Thank you. Very helpful. The next thing -- the next question is, I'd like to see if you could provide a bit more color on what to expect from the readout of the phase 2B in IBS-C both. What sort of difference from placebo would we need to see to consider it a great result? And then, which of the key secondary endpoints you consider the most important for attracting a partner for the Phase 3?

Okay, Mike, thanks for the question. Vince, you want to take that?

Yeah. That's would be -- So just to clarify, what we're expecting this in the near term is the futility analysis until we determine the futility analysis if the study should continue. And whether it looks like continuation will add to the overall outcome? Downstream, what do we -- what do you want to see in a product in this space, and more particularly from SYN-010. Well, you definitely want to see a defined effect on the complete spontaneous bowel movements you need an increase of a baseline the FDA endpoint is an increase of at least one per week. Competitively, you'd like to see an increase of more than one per week. But for the most part, I think if you can increase that that by one or two week, that's hitting the endpoint that you need to have. In IBS-C, you need to also get a reduction in abdominal pain. And the endpoint is a 30% reduction in abdominal pain, HVO versus baseline for the week, so their exactly average score. So those are the key efficacy endpoints in terms of differentiating, we would like to see, the products have an effect on some of the things that are most impactful for quality of life, like decreasing splurging. And we've discussed before the bloating is the symptom that IBS-C patients complain about the most. And bloating is a key. To secondary endpoints, we'd like to see bloating energy used in the study as a way of differentiating. And then the key side effect obviously is diarrhea. We want to make sure that we don't have a diarrhea outcome. We'd like to have our benefits and our additional effects on bloating without causing diarrhea, which is one of the first limiting -- utility limiting effects.

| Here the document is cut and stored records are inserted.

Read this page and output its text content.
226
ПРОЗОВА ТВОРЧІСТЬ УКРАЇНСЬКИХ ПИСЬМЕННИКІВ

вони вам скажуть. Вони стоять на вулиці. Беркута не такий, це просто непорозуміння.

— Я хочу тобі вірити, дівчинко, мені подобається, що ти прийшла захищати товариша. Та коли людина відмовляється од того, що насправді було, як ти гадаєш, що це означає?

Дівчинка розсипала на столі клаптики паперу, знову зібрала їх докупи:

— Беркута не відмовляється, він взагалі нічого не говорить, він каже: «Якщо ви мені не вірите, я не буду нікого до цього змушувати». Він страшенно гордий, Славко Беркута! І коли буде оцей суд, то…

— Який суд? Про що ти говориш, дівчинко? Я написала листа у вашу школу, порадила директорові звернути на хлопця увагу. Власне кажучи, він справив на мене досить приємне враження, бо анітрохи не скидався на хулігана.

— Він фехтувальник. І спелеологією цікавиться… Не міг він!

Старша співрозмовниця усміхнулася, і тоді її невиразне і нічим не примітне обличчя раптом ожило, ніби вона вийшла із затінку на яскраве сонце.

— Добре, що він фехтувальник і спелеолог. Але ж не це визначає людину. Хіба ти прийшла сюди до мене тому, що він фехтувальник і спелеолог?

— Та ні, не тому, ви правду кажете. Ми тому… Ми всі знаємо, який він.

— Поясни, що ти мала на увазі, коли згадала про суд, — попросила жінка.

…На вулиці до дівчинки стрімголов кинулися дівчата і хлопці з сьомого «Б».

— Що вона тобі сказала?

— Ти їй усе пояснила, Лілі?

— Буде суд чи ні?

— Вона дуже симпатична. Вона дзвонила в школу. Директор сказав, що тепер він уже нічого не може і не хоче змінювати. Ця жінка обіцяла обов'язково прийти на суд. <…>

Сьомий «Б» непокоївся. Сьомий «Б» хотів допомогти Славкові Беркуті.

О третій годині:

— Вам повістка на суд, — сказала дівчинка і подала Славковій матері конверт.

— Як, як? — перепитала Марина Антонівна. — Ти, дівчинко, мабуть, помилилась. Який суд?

So would, you consider bloating and diarrhea, some of the key things that have led to a high rate of dissatisfaction with the current options out there?

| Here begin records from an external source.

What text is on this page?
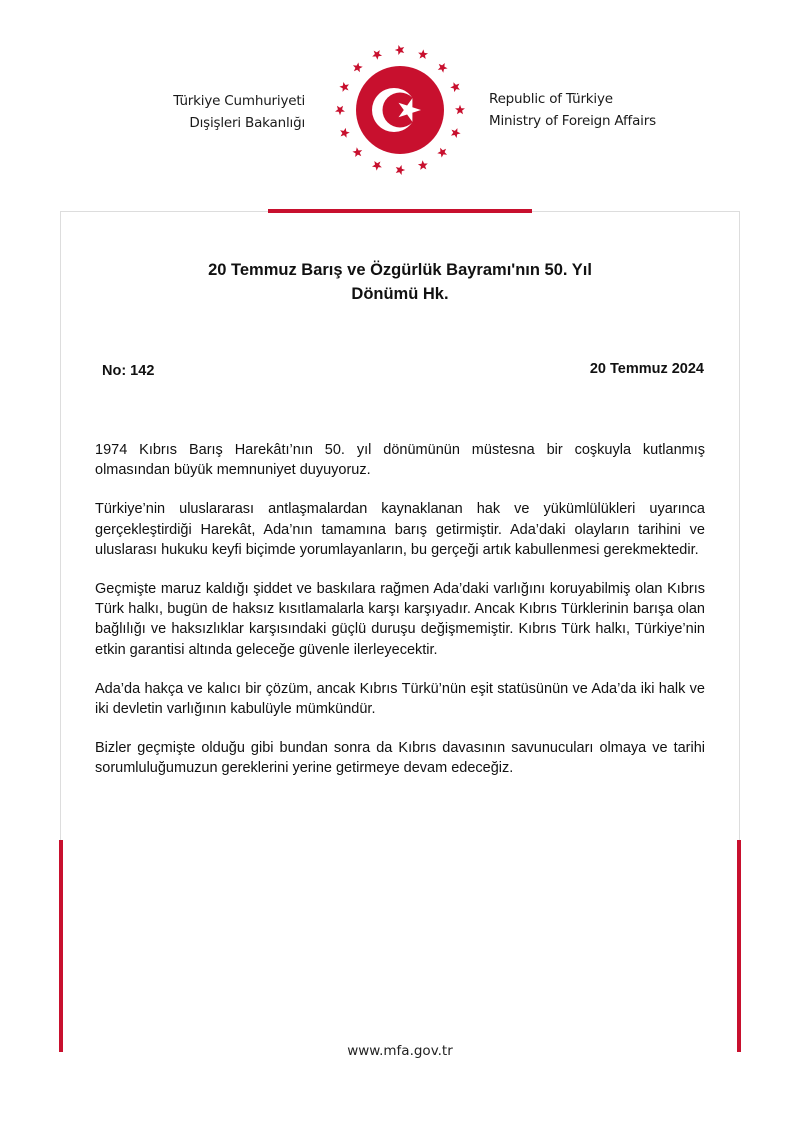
Türkiye Cumhuriyeti
Dışişleri Bakanlığı
Republic of Türkiye
Ministry of Foreign Affairs
20 Temmuz Barış ve Özgürlük Bayramı'nın 50. Yıl
Dönümü Hk.
No: 142	20 Temmuz 2024

1974 Kıbrıs Barış Harekâtı’nın 50. yıl dönümünün müstesna bir coşkuyla kutlanmış olmasından büyük memnuniyet duyuyoruz.

Türkiye’nin uluslararası antlaşmalardan kaynaklanan hak ve yükümlülükleri uyarınca gerçekleştirdiği Harekât, Ada’nın tamamına barış getirmiştir. Ada’daki olayların tarihini ve uluslarası hukuku keyfi biçimde yorumlayanların, bu gerçeği artık kabullenmesi gerekmektedir.

Geçmişte maruz kaldığı şiddet ve baskılara rağmen Ada’daki varlığını koruyabilmiş olan Kıbrıs Türk halkı, bugün de haksız kısıtlamalarla karşı karşıyadır. Ancak Kıbrıs Türklerinin barışa olan bağlılığı ve haksızlıklar karşısındaki güçlü duruşu değişmemiştir. Kıbrıs Türk halkı, Türkiye’nin etkin garantisi altında geleceğe güvenle ilerleyecektir.

Ada’da hakça ve kalıcı bir çözüm, ancak Kıbrıs Türkü’nün eşit statüsünün ve Ada’da iki halk ve iki devletin varlığının kabulüyle mümkündür.

Bizler geçmişte olduğu gibi bundan sonra da Kıbrıs davasının savunucuları olmaya ve tarihi sorumluluğumuzun gereklerini yerine getirmeye devam edeceğiz.

www.mfa.gov.tr
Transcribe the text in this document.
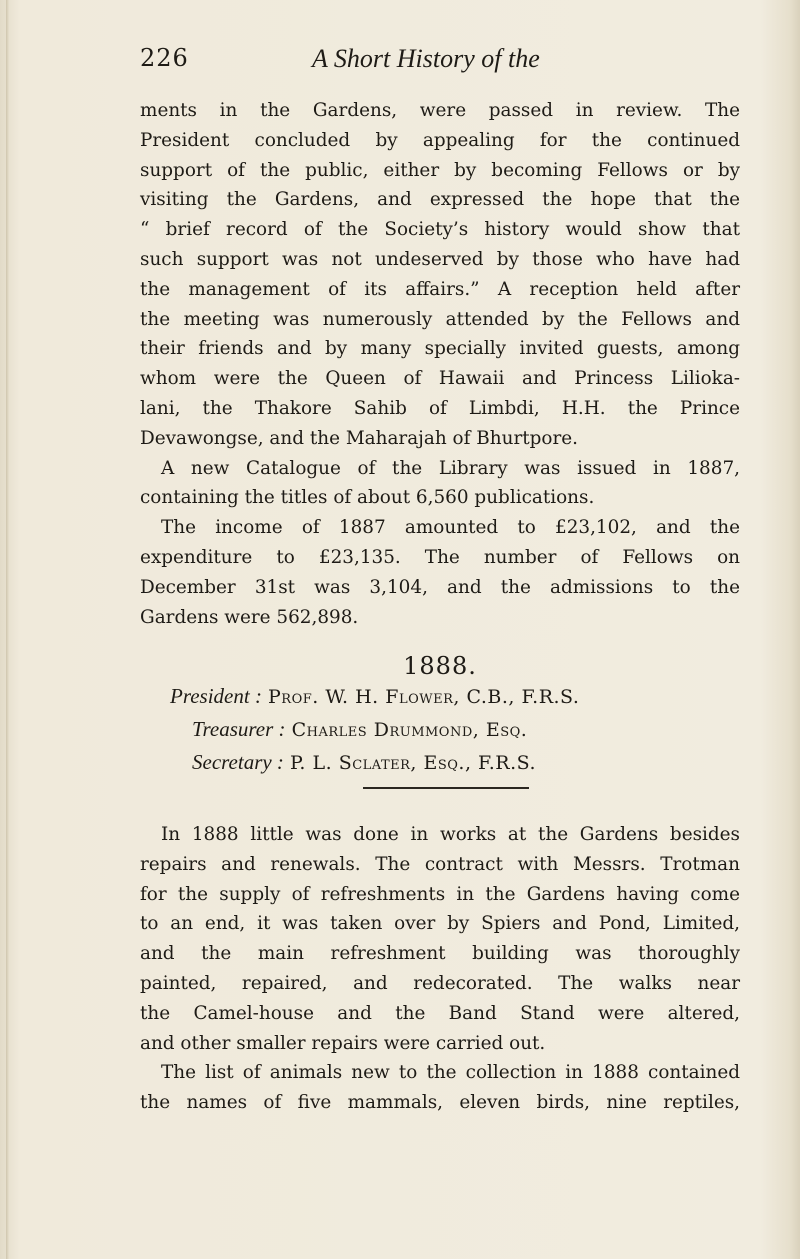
226	A Short History of the
ments in the Gardens, were passed in review. The
President concluded by appealing for the continued
support of the public, either by becoming Fellows or by
visiting the Gardens, and expressed the hope that the
“ brief record of the Society’s history would show that
such support was not undeserved by those who have had
the management of its affairs.” A reception held after
the meeting was numerously attended by the Fellows and
their friends and by many specially invited guests, among
whom were the Queen of Hawaii and Princess Lilioka-
lani, the Thakore Sahib of Limbdi, H.H. the Prince
Devawongse, and the Maharajah of Bhurtpore.
A new Catalogue of the Library was issued in 1887,
containing the titles of about 6,560 publications.
The income of 1887 amounted to £23,102, and the
expenditure to £23,135. The number of Fellows on
December 31st was 3,104, and the admissions to the
Gardens were 562,898.
1888.
President : Prof. W. H. Flower, C.B., F.R.S.
Treasurer : Charles Drummond, Esq.
Secretary : P. L. Sclater, Esq., F.R.S.
In 1888 little was done in works at the Gardens besides
repairs and renewals. The contract with Messrs. Trotman
for the supply of refreshments in the Gardens having come
to an end, it was taken over by Spiers and Pond, Limited,
and the main refreshment building was thoroughly
painted, repaired, and redecorated. The walks near
the Camel-house and the Band Stand were altered,
and other smaller repairs were carried out.
The list of animals new to the collection in 1888 contained
the names of five mammals, eleven birds, nine reptiles,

Absolutely, diarrhea I've quantified the sort of the quality of life, the impact of diarrhea and different studies have looked at satisfaction with therapies and obviously efficacy or lack of efficacy is one of the things. But diarrhea, as an outcome, certainly a reason that people stopped using therapies, that it's not just the fact that there is diarrhea, is the fact that it's so variably afflicts the person. It can happen, when you least expect it and that is certainly uncomfortable in terms of a patient's willingness to continue on a medication that does.

All right. Thank you very much for taking the questions.

Thank you. I would now like to turn the conference back over to Steve Shallcross for closing remarks.

Thank you. And once again, thank you for joining us today. We look forward to keeping you updated on our progress, and we'll talk to you next time.

The conference has now concluded. Thank you for attending today's presentation. You may now disconnect.